Ohio pension changes
Districts across Ohio are dealing with increasing pension costs and want state officials to change the way the plans are funded. Like other states, Ohio has seen a significant downturn in its investments. One proposal by the state’s pension administrators would have both individuals and school districts contributing more to the plans. While teachers pay 10 cents into their retirement fund for every dollar they earn, the school district pays 14 cents. Under the plan, both teachers and their districts increase their pension contributions by 5 percentage points -- 2.5 more from teachers by 2016 and 2.5 more from the district by 2021, according to the Dayton Daily News. The proposal also calls for raising the retirement age for teachers.

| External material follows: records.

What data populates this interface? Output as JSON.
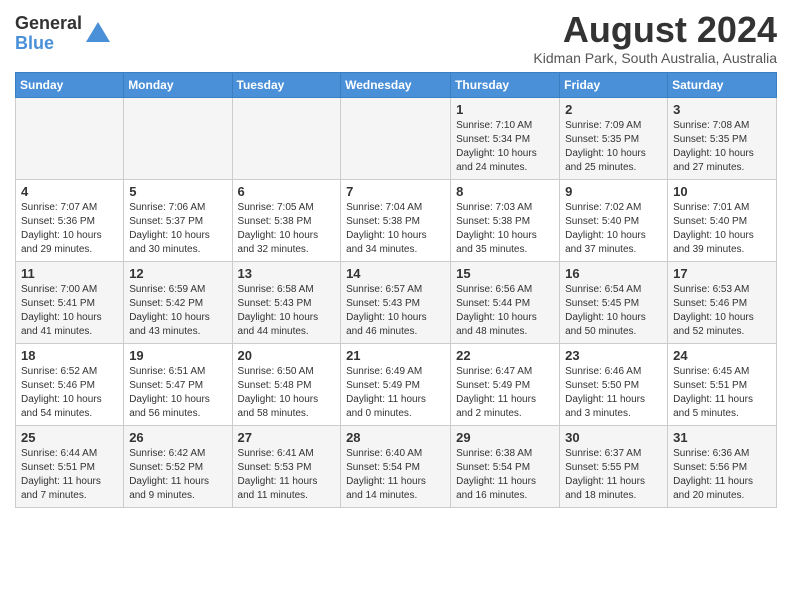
{
  "header": {
    "logo_line1": "General",
    "logo_line2": "Blue",
    "month_year": "August 2024",
    "location": "Kidman Park, South Australia, Australia"
  },
  "weekdays": [
    "Sunday",
    "Monday",
    "Tuesday",
    "Wednesday",
    "Thursday",
    "Friday",
    "Saturday"
  ],
  "weeks": [
    [
      {
        "day": "",
        "info": ""
      },
      {
        "day": "",
        "info": ""
      },
      {
        "day": "",
        "info": ""
      },
      {
        "day": "",
        "info": ""
      },
      {
        "day": "1",
        "info": "Sunrise: 7:10 AM\nSunset: 5:34 PM\nDaylight: 10 hours\nand 24 minutes."
      },
      {
        "day": "2",
        "info": "Sunrise: 7:09 AM\nSunset: 5:35 PM\nDaylight: 10 hours\nand 25 minutes."
      },
      {
        "day": "3",
        "info": "Sunrise: 7:08 AM\nSunset: 5:35 PM\nDaylight: 10 hours\nand 27 minutes."
      }
    ],
    [
      {
        "day": "4",
        "info": "Sunrise: 7:07 AM\nSunset: 5:36 PM\nDaylight: 10 hours\nand 29 minutes."
      },
      {
        "day": "5",
        "info": "Sunrise: 7:06 AM\nSunset: 5:37 PM\nDaylight: 10 hours\nand 30 minutes."
      },
      {
        "day": "6",
        "info": "Sunrise: 7:05 AM\nSunset: 5:38 PM\nDaylight: 10 hours\nand 32 minutes."
      },
      {
        "day": "7",
        "info": "Sunrise: 7:04 AM\nSunset: 5:38 PM\nDaylight: 10 hours\nand 34 minutes."
      },
      {
        "day": "8",
        "info": "Sunrise: 7:03 AM\nSunset: 5:38 PM\nDaylight: 10 hours\nand 35 minutes."
      },
      {
        "day": "9",
        "info": "Sunrise: 7:02 AM\nSunset: 5:40 PM\nDaylight: 10 hours\nand 37 minutes."
      },
      {
        "day": "10",
        "info": "Sunrise: 7:01 AM\nSunset: 5:40 PM\nDaylight: 10 hours\nand 39 minutes."
      }
    ],
    [
      {
        "day": "11",
        "info": "Sunrise: 7:00 AM\nSunset: 5:41 PM\nDaylight: 10 hours\nand 41 minutes."
      },
      {
        "day": "12",
        "info": "Sunrise: 6:59 AM\nSunset: 5:42 PM\nDaylight: 10 hours\nand 43 minutes."
      },
      {
        "day": "13",
        "info": "Sunrise: 6:58 AM\nSunset: 5:43 PM\nDaylight: 10 hours\nand 44 minutes."
      },
      {
        "day": "14",
        "info": "Sunrise: 6:57 AM\nSunset: 5:43 PM\nDaylight: 10 hours\nand 46 minutes."
      },
      {
        "day": "15",
        "info": "Sunrise: 6:56 AM\nSunset: 5:44 PM\nDaylight: 10 hours\nand 48 minutes."
      },
      {
        "day": "16",
        "info": "Sunrise: 6:54 AM\nSunset: 5:45 PM\nDaylight: 10 hours\nand 50 minutes."
      },
      {
        "day": "17",
        "info": "Sunrise: 6:53 AM\nSunset: 5:46 PM\nDaylight: 10 hours\nand 52 minutes."
      }
    ],
    [
      {
        "day": "18",
        "info": "Sunrise: 6:52 AM\nSunset: 5:46 PM\nDaylight: 10 hours\nand 54 minutes."
      },
      {
        "day": "19",
        "info": "Sunrise: 6:51 AM\nSunset: 5:47 PM\nDaylight: 10 hours\nand 56 minutes."
      },
      {
        "day": "20",
        "info": "Sunrise: 6:50 AM\nSunset: 5:48 PM\nDaylight: 10 hours\nand 58 minutes."
      },
      {
        "day": "21",
        "info": "Sunrise: 6:49 AM\nSunset: 5:49 PM\nDaylight: 11 hours\nand 0 minutes."
      },
      {
        "day": "22",
        "info": "Sunrise: 6:47 AM\nSunset: 5:49 PM\nDaylight: 11 hours\nand 2 minutes."
      },
      {
        "day": "23",
        "info": "Sunrise: 6:46 AM\nSunset: 5:50 PM\nDaylight: 11 hours\nand 3 minutes."
      },
      {
        "day": "24",
        "info": "Sunrise: 6:45 AM\nSunset: 5:51 PM\nDaylight: 11 hours\nand 5 minutes."
      }
    ],
    [
      {
        "day": "25",
        "info": "Sunrise: 6:44 AM\nSunset: 5:51 PM\nDaylight: 11 hours\nand 7 minutes."
      },
      {
        "day": "26",
        "info": "Sunrise: 6:42 AM\nSunset: 5:52 PM\nDaylight: 11 hours\nand 9 minutes."
      },
      {
        "day": "27",
        "info": "Sunrise: 6:41 AM\nSunset: 5:53 PM\nDaylight: 11 hours\nand 11 minutes."
      },
      {
        "day": "28",
        "info": "Sunrise: 6:40 AM\nSunset: 5:54 PM\nDaylight: 11 hours\nand 14 minutes."
      },
      {
        "day": "29",
        "info": "Sunrise: 6:38 AM\nSunset: 5:54 PM\nDaylight: 11 hours\nand 16 minutes."
      },
      {
        "day": "30",
        "info": "Sunrise: 6:37 AM\nSunset: 5:55 PM\nDaylight: 11 hours\nand 18 minutes."
      },
      {
        "day": "31",
        "info": "Sunrise: 6:36 AM\nSunset: 5:56 PM\nDaylight: 11 hours\nand 20 minutes."
      }
    ]
  ]
}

New policy handbook upsets teachers
When Pasco County, Fla., school board members began work to revise their policy handbook -- which was more than three decades old and had many provisions that conflicted with current laws and technologies -- they set off a spirited debate between board members and teachers, according to the Tampa Tribune. Two major issues were provisions on running for political office and the section on “outside activities of staff.” In the end, the board approved a policy that says that “instructional staff members should avoid situations in which their personal interests, activities and associations conflict with the interests of the board,” according to the Tribune. While the language had been weakened from a previous version, some teachers objected because they were concerned it could interfere with their free speech rights. The board included a provision that requires employees who run for political office to give the superintendent “a written summary of their plans to conduct a campaign that will not interfere with fulfilling their obligations to the board.” Some employees were concerned that it meant having to detail their campaign strategies, but board members said it did not, according to the Tribune.

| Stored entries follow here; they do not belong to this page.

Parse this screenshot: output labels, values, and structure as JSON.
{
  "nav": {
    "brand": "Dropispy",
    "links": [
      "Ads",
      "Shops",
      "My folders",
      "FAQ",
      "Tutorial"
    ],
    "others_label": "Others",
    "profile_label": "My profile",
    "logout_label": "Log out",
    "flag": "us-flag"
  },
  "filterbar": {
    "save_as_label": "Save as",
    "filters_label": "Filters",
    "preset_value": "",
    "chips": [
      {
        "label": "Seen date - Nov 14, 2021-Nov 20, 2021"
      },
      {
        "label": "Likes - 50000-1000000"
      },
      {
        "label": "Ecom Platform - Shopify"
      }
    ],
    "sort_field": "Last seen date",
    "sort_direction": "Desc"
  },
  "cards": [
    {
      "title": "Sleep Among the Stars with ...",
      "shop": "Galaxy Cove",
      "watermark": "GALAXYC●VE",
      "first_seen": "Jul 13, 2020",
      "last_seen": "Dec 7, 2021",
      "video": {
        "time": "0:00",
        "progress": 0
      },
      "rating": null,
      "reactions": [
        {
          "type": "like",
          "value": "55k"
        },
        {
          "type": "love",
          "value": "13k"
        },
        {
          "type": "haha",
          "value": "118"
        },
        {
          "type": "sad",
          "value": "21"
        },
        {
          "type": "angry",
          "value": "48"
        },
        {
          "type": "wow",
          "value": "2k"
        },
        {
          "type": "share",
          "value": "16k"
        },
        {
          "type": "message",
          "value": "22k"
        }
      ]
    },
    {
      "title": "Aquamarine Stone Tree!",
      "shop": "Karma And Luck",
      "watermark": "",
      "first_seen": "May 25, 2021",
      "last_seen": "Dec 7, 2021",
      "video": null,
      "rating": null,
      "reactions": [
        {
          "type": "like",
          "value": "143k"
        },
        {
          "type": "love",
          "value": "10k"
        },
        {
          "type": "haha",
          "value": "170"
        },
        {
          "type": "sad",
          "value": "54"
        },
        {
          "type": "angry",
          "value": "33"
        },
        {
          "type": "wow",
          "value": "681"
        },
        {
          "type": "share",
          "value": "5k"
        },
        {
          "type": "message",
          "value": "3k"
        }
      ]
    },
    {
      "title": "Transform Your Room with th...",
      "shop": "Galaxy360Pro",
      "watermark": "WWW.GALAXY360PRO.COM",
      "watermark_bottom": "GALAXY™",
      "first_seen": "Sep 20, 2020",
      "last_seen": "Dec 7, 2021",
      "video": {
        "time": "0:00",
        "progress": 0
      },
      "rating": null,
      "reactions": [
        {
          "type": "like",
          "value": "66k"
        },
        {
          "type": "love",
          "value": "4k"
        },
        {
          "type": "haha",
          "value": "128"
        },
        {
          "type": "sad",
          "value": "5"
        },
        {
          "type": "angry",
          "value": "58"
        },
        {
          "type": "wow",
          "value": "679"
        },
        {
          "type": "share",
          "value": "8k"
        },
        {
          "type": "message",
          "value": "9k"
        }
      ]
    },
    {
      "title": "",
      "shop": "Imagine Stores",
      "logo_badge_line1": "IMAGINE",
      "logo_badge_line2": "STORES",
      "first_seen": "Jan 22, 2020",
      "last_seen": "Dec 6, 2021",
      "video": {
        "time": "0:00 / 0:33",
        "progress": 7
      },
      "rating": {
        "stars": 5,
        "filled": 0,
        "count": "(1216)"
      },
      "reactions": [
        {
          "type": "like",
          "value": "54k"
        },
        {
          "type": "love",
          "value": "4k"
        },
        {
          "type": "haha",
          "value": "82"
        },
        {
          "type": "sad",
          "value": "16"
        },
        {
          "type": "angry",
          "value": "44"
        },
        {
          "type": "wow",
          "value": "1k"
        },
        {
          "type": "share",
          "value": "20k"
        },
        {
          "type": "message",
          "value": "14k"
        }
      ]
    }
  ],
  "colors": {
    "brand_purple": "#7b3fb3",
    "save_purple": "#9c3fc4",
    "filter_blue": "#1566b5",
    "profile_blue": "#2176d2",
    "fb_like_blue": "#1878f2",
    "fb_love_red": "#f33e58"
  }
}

Hackers raid N.Y. district’s bank account
Computer hackers stole about $3 million from a rural New York school district’s bank account in December and deposited funds in overseas accounts. The FBI and state police recovered about $2.5 million of the funds belonging to the Duanesburg Central School District by January, according to the Albany Times-Union. The crime was discovered when the hackers sought to make a large electronic withdrawal. Cybersecurity experts told the Times-Union that schools must stay vigilant about checking accounts every day and put limits on wire transfers. Other cases have arisen because employees accidently downloaded malware or viruses onto district computers, which allowed cyberthieves access to passwords. “Sometimes we think it’s all about the technology, but it’s human controls not in place that would have found the exploits faster,” Doug Johnson, vice president of risk management policy at the Washington D.C.-based American Bankers Association, told the Times-Union.